The market is rigged
In a recent interview with Bloomberg, Dalio outlined what he really thinks about the stock market in 2020.
“Today the economy and the markets are driven by the central banks and the coordination with the central government,” he said. “We’re in a situation now where they’re the market makers…including the value of money.”
Dalio warned that the entire concept of free markets is now dead. “Capital markets are not free markets allocating resources in the traditional ways,” he stressed. “They have a political agenda, not an economic agenda.”
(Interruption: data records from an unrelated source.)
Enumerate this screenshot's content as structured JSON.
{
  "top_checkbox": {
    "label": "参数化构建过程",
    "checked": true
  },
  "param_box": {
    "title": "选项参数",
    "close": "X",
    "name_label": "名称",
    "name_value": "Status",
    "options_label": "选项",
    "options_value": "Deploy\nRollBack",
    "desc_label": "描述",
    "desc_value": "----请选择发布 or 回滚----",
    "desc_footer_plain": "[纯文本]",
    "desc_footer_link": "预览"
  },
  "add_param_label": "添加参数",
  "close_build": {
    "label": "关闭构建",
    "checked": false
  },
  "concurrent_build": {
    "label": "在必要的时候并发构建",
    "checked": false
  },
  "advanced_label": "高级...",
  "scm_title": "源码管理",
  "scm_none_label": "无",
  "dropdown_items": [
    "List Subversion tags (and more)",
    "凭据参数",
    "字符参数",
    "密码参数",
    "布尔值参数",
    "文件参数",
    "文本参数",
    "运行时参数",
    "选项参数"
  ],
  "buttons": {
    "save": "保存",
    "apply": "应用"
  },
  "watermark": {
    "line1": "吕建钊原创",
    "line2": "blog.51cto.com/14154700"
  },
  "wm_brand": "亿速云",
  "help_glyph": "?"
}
It’s not hard to see how markets are overinflated. Just look at Air Canada (TSX:AC). The company has $9 billion in liquidity and lost nearly $2.5 billion over the last 180 days alone. The daily burn rate is likely above $10 million. Bankruptcy is a serious consideration, yet the market cap remains above $5 billion!
Follow Dalio’s advice
Dalio isn’t the only one concerned.
Jeremy Grantham, head of GMO Asset Management, is an expert at spotting bubbles. He foresaw the property bubble in Japan, the dot-com bubble in the 1990s, and the financial crisis of 2008. He’s often a year or two early, but investors that trusted his opinion weren’t too concerned, as they avoided losses of 50% to 90%.
What does Grantham have to say about the current environment?
“Everything is uncertain, perhaps to a unique degree,” he begins, after noting that the current economy is in the worst 10%, or even bottom 1% in history.
“The market’s P/E level typically reflects current conditions. Markets have historically loved fat margins, low inflation, stability and, by inference, low levels of uncertainty. This is apparently one of the most impressive mismatches in history,” he concludes.
Dalio and Grantham are clearly concerned about the market’s frothiness. Grantham is pointing out the historical mismatch. Dalio is placing the blame on government intervention.
What should you do?
This doesn’t mean that you should sell all of your stocks. Long-term investors will win the game, not short-term reactionaries. But it should be noted that the rules of the past may not always apply. “We’re not going to go back to normal,” Dalio told CNBC in May.
“Think of the virus as like a tsunami that comes in,” Dalio said. “And if it goes away completely and we never see it again, it still will produce damage, the financial damage…incomes that are lost, balance sheets that are hurt, restructurings that need to take place. So that will impede the recovery.”
Take a close look at your portfolio and financial life. Where are your personal risk points? How vulnerable are you to another stock market collapse?
No one knows the future, but there’s never been a better time to calculate, analyze, and take action on your areas of excess risk.